Is it possible to be pro-life and at the same time not to be pro-poor? Do you think that the social message of Pope Francis, in accordance with the entire tradition of the Social Doctrine of the Catholic Church (expressed for example in Pius XI's encyclical Quadragesimo anno, in which Pope Ratti spoke about the "international imperialism of the money"), needs to be assimilated further in the North American Church?
 
"I've said many times over many years that if we ignore the poor, we will go to hell: literally. We ignore the needs of the poor at the cost of our own souls. Unless it's checked by a vigorous religious faith, North American culture very easily becomes destructively selfish and hyper-materialistic. This is a paradox, because the American people are also, at the same time, very generous. They're routinely listed as world leaders in surveys of individual generosity, both in terms of time and money donated to charitable causes. A great many American Catholics support Pope Francis' message on the issue of poverty.
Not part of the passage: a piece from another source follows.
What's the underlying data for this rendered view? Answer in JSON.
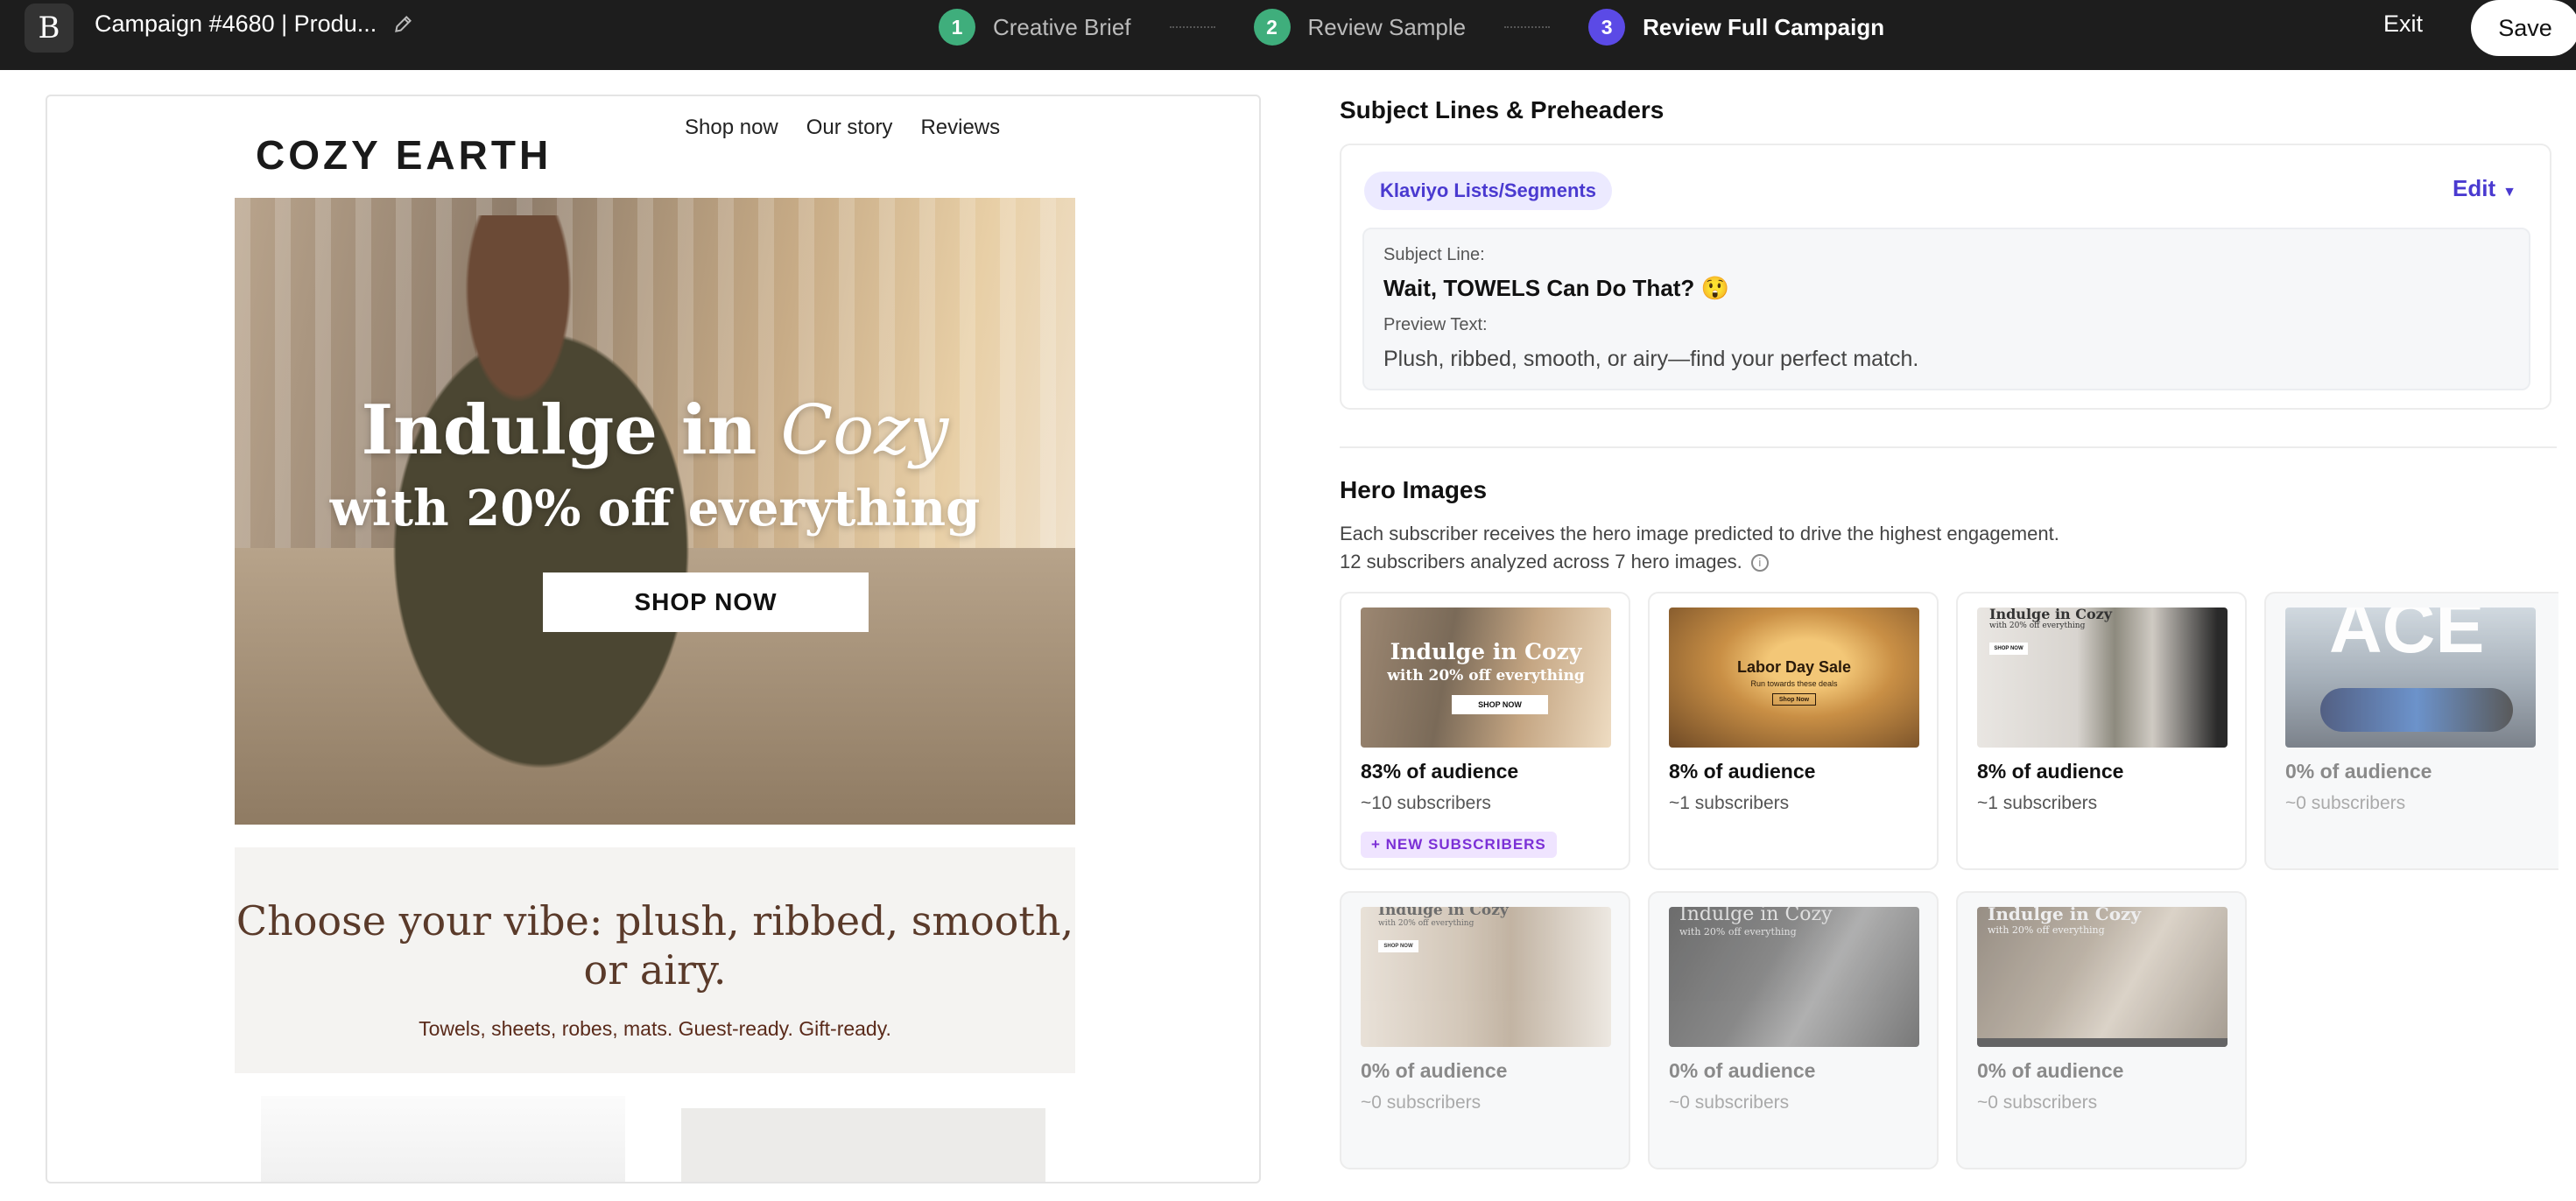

When he highlights the suffering of the poor, the Holy Father ministers not just to the practical needs of people in material poverty, but to the moral needs of people in spiritual poverty. So to answer your question more directly: No, it isn't possible to be prolife and simultaneously forget the cries of the poor. But I would add one more thought:  Evangelium Vitae  - "the Gospel of Life" - is every bit as much a social encyclical as Quadragesimo Anno. Defending the unborn child is a vital part of the social doctrine of the Church.  And the social doctrine of the Church is incomplete without actively working to defend the unborn child legally and to support women and families materially. The unborn child is also part of the poor, and often the poorest and most exploited of the poor. In the United States in 2011 more than 1 million children were aborted.  In the same time frame, about 3,000 people died of malnutrition. Each of these deaths is a tragedy that demands our attention, and we all have the duty to look beyond our own national borders to the needs of social justice globally. But in the U.S. Catholic context, more than 300 times more deaths occur every year from abortion than from hunger. That's why abortion and other "sanctity of life" issues remain so highly charged in my country." 
 
What has your pastoral experience - in Philadelphia - been of Francis' teaching on the need to go to the geographical and existential peripheries?
 
"Pope Francis talks about these issues in a fresh and winning way, free of fear, that helps Catholics see the world through new eyes. But his basic message isn't new. It's the same Gospel preached by all his predecessors. For 200 years the Church in Philadelphia has been serving the poor in dozens of different ways - education, nutrition, service to the homeless, the elderly, the disabled - and these ministries have transformed hundreds of thousands of lives for the better. We can always do the work of the Gospel even better. We need to constantly examine our actions to ensure that we never grow cold in our zeal or effectiveness. Immigration justice is especially important for the invisible millions of undocumented immigrants in my country, and many of them are Catholic. But in working harder to serve the needs of the marginalized, we also need to take heart from the good work already being done.  The Church in Philadelphia has been reaching out to people on the margins for a very long time.  Our people have generous hearts, and that isn't going to change. I think the Holy Father will see that when he visits. And I know that he'll be warmly welcomed and very well loved by the Church and the city he finds here."